N, D = partial_logexp.T.shape
N, P = y.shape
data = {
    'N': N,
    'D': D,
    'x': partial_logexp.T,
    'P': P,
    'y': y.T

v = model.vb(data=data)

As you might see from the Stan code, the ARD parameter is \( \beta \), so we extract these for the different columns of the design matrix \( Y \).

Note that the one-hot encoding for the categorical variables is spreading variance in to multiple columns. To get a final fraction we can sum over all the variance for a given categorical variable.

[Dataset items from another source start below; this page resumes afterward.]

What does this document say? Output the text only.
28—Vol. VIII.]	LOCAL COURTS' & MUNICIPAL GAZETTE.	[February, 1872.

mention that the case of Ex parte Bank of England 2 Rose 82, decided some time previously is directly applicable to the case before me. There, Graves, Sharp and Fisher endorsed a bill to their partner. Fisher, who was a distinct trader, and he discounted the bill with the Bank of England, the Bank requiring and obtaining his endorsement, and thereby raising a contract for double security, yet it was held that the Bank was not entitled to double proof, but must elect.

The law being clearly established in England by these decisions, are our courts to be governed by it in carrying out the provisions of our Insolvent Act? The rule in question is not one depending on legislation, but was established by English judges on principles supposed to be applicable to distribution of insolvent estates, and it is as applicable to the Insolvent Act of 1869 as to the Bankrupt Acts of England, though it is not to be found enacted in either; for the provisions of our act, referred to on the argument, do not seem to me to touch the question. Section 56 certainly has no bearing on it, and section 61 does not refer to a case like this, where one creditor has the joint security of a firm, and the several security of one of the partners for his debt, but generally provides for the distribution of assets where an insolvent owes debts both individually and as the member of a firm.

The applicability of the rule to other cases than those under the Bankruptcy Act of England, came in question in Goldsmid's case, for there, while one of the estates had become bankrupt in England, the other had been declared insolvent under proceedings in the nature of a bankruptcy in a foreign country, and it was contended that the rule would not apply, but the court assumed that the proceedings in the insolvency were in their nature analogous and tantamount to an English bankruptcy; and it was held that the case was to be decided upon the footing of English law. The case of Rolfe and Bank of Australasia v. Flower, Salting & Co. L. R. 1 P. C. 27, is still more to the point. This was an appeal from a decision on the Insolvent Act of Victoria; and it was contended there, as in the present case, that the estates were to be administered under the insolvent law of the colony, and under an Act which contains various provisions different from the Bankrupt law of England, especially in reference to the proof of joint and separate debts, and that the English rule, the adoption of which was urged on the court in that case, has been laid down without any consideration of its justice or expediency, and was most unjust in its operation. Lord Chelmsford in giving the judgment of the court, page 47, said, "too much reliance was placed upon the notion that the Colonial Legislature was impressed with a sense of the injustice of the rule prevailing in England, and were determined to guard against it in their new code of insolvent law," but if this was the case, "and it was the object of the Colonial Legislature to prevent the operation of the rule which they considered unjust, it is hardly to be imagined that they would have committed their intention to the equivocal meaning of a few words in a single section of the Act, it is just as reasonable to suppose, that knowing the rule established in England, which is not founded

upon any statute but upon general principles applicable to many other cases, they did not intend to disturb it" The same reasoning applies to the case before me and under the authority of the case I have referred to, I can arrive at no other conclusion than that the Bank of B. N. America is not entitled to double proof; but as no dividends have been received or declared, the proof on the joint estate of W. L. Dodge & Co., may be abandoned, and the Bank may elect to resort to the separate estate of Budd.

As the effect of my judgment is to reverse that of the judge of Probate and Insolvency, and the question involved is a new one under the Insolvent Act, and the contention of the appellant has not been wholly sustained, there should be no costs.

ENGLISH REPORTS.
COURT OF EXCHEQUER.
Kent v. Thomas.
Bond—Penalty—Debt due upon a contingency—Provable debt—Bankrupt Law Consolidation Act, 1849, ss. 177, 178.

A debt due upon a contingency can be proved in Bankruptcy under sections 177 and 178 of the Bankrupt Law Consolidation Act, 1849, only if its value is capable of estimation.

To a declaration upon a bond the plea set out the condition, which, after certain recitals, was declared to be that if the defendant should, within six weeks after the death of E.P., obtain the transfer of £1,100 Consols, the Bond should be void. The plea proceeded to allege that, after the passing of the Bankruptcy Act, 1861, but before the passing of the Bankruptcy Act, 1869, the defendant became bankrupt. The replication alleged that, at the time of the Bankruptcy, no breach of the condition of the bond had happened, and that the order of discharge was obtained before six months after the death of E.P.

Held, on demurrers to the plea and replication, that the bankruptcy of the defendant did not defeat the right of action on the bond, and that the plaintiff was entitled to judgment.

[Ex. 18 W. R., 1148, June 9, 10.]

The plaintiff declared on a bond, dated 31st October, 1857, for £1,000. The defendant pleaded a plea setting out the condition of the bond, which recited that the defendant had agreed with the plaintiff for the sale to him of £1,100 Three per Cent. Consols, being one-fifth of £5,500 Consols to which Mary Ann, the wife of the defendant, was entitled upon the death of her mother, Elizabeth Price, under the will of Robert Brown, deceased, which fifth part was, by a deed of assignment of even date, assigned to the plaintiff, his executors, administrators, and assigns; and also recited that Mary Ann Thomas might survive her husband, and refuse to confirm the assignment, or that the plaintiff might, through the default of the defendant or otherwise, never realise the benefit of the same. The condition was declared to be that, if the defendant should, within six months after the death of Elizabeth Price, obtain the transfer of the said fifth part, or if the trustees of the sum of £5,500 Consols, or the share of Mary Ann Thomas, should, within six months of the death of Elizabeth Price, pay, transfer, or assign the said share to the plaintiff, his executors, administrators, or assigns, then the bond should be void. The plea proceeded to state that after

We see that the majority of variance in the data is due to sample_type, which indicate whether a sample is proper, or positive control or negative control. After this the LB_type parameter explains the second most amount of variance. (Which is a sample condition for this data, but it's not very important exactly what it is in the proof of concept).

It seems pretty stable for sub-samples of genes during my experimentation. I think this might be a neat way to quickly assess your data. I'm not sure how fast it will run for more samples though, even when sampling only 1,000 genes.

A notebook of this can be found here.

I really like how quickly problems can be solved, at least to the prototype stage, using probabilistic programming like with Stan. This short model solves a problem in an intuitive way. And the conciseness of the language meant I could write the entire model on the bus home from work.